I was finally startled out of my state by a voice, “Sally?”

“Shit,” I looked up to see Ben, standing over me, looking very concerned.

“Are you hurt?”

“No…” my voice quavered, “I’m just tired of these fucking rocks.”

“The rocks are making you cry,” he said, not judgmental, but also not buying my explanation.

“YES,” I said emphatically. “They’re fucking rocky and stupid.”

“Okay,” he said, picking up my pack and helping me up.

“So... everyone saw that?” I asked, finally getting a good look at the Hut and noticing Erin, Turbo, Sug, and Pilgrim all standing outside, watching us.

He barely suppressed a smile, “Ahhh... yeah.”

“Cool,” I took a deep breath and stood up straight. “Well dude, welcome to my dumb parts.”

* * *

It was decided that we should hike down to Pinkham Notch and try to get a room at the lodge there for the night.  No one was saying it was because of my meltdown, but I knew it was because of my meltdown and I felt grateful. I was exhausted. It was another 7.8 miles, up to Mt. Madison at 5366 feet and down to the notch at 2050 feet elevation. Erin and I found a blue blaze trail that looked like it would cut about a mile and a half off the hike and talked the boys into taking it. Turbo and Sug were pretty indifferent to shortcuts, but Pilgrim and Ben were pretty staunchly against deviating in any way from the official trail. But between my crying and Erin’s flaring knee pain, they surprisingly relented.

About halfway down the blue blazed trail, we realized we had made a mistake.

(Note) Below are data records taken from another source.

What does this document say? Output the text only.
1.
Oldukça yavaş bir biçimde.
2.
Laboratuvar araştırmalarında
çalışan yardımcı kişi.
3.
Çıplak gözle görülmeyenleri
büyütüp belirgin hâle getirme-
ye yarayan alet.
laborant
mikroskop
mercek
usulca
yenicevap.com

The trail became super steep and then devolved into almost completely vertical sheer rock drops of between 6-10 feet. I felt the tears welling back up. I was scared of heights, and I felt guilty for forcing the guys down this path that now seemed dangerous to navigate.

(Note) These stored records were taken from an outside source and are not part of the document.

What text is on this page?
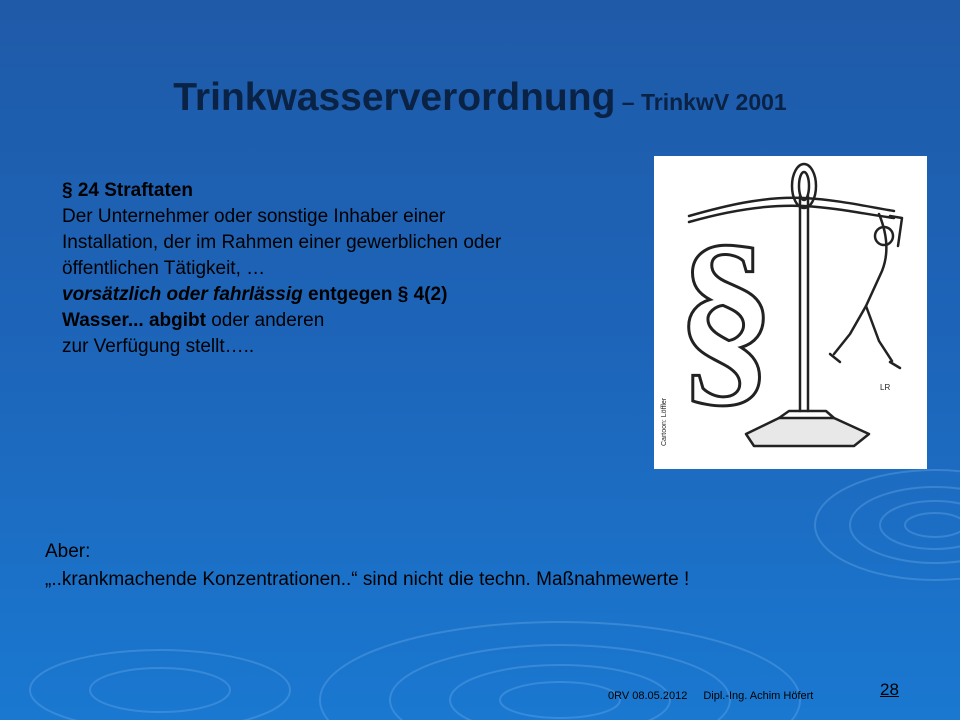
Trinkwasserverordnung – TrinkwV 2001
§ 24 Straftaten
Der Unternehmer oder sonstige Inhaber einer
Installation, der im Rahmen einer gewerblichen oder
öffentlichen Tätigkeit, …
vorsätzlich oder fahrlässig entgegen § 4(2)
Wasser... abgibt oder anderen
zur Verfügung stellt…..
LR
§
Cartoon: Löffler
Aber:
„..krankmachende Konzentrationen..“ sind nicht die techn. Maßnahmewerte !
0RV 08.05.2012 Dipl.-Ing. Achim Höfert	28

“I think we have to go back,” I said, looking at the steep climb back up and thinking about the added miles. “I don’t know what else to do.”

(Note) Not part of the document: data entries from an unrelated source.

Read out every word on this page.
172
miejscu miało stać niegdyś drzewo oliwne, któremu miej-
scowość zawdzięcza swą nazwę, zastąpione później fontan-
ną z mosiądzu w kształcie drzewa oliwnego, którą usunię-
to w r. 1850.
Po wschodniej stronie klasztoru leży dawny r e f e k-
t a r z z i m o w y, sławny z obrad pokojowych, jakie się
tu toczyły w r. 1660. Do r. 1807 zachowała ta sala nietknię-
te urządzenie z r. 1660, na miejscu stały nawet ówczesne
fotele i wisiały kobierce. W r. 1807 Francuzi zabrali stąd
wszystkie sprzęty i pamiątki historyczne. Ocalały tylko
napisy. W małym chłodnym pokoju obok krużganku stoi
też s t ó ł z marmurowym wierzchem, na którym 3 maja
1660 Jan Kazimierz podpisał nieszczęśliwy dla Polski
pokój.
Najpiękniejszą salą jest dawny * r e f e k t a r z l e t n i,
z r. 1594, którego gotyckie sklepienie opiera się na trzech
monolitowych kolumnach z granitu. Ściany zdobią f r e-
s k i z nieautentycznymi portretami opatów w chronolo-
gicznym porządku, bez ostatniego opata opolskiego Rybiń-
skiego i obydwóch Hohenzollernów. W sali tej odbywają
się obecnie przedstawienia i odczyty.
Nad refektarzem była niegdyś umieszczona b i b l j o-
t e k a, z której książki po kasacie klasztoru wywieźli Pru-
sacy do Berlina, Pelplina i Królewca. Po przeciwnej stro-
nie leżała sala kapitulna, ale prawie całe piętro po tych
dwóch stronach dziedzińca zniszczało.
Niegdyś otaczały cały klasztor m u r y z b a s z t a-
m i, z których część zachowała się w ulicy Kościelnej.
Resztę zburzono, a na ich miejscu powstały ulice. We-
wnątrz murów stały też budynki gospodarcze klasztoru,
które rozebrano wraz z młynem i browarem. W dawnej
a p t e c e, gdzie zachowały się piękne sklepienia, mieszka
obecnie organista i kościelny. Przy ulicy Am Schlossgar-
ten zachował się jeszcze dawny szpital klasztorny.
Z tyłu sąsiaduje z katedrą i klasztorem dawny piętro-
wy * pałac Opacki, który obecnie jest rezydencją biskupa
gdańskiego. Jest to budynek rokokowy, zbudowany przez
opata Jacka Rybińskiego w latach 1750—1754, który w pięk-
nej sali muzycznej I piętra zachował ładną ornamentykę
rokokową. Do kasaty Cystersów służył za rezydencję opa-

For the second time that day, I felt paralyzed. It was Sug who took action.

“I’m not hiking back up that trail,” he said firmly. “We’re going to get down.”

Sug had us take off our backs and slide them down the rocks. Then we formed a chain- lowering each other down to safety. After a half mile of drops, the trail finally leveled back out.

“No more blue blazes,” Pilgrim said, and I saw a small nod from Ben. Erin squeezed my hand and I let go of the tension I’d been holding on to.

The rest of the trail was an easy descent and we made it to Pinkham Notch by 5pm. Sug, Turbo, and I sat on the porch of the visitor’s center while Erin went in to see about getting a room in the Joe Dodge Lodge, both owned and operated by the AMC.

She reappeared ten minutes later looking annoyed. “No rooms. No matter how I tried to sweet talk the front desk guy, he kept telling me they were full.”

“This fucking day,” I said. “What do we do? I can’t hike anymore today.”

Like the rest of the AMC territory, camping was not permitted anywhere that was not a designated campsite and the next one of those was over five miles away.

“Maybe one of these families will feel sorry for us and let us stay in their room,” Turbo offered, watching a fresh-smelling family of four emerge from the visitor’s center and walk across the parking lot to their room.

“Yeah right,” Sug retorted. “Nobody is going to invite four bearded men and two women who smell like garbage to stay in a room with their precious children.”

“Speaking of four bearded men, where are Pilgrim and Ben?” Erin asked, looking around. Ben and Pilgrim had wandered off when we’d first arrived, and I realized I hadn’t seen them since.

Just as we were starting to worry, they came sauntering over, bags of McDonalds in their hands.

“What the…” Turbo started, “What’s it? Where did that come from?”

“Some guy offered us a ride to McDonalds! We thought it’d be a fun surprise!” Pilgrim grinned.

“Finally, something good in this shitty day,” I said, grabbing fries from the bags Ben was handing around. We all ate in silence for awhile, savoring the greasy food that tasted all the better because it meant that we wouldn’t have to cook our dinner and clean our pots.

Erin broke the silence, “Dude...do you guys remember when I got FUCKING lost this morning?”

“That was THIS morning? Jesus.” I said.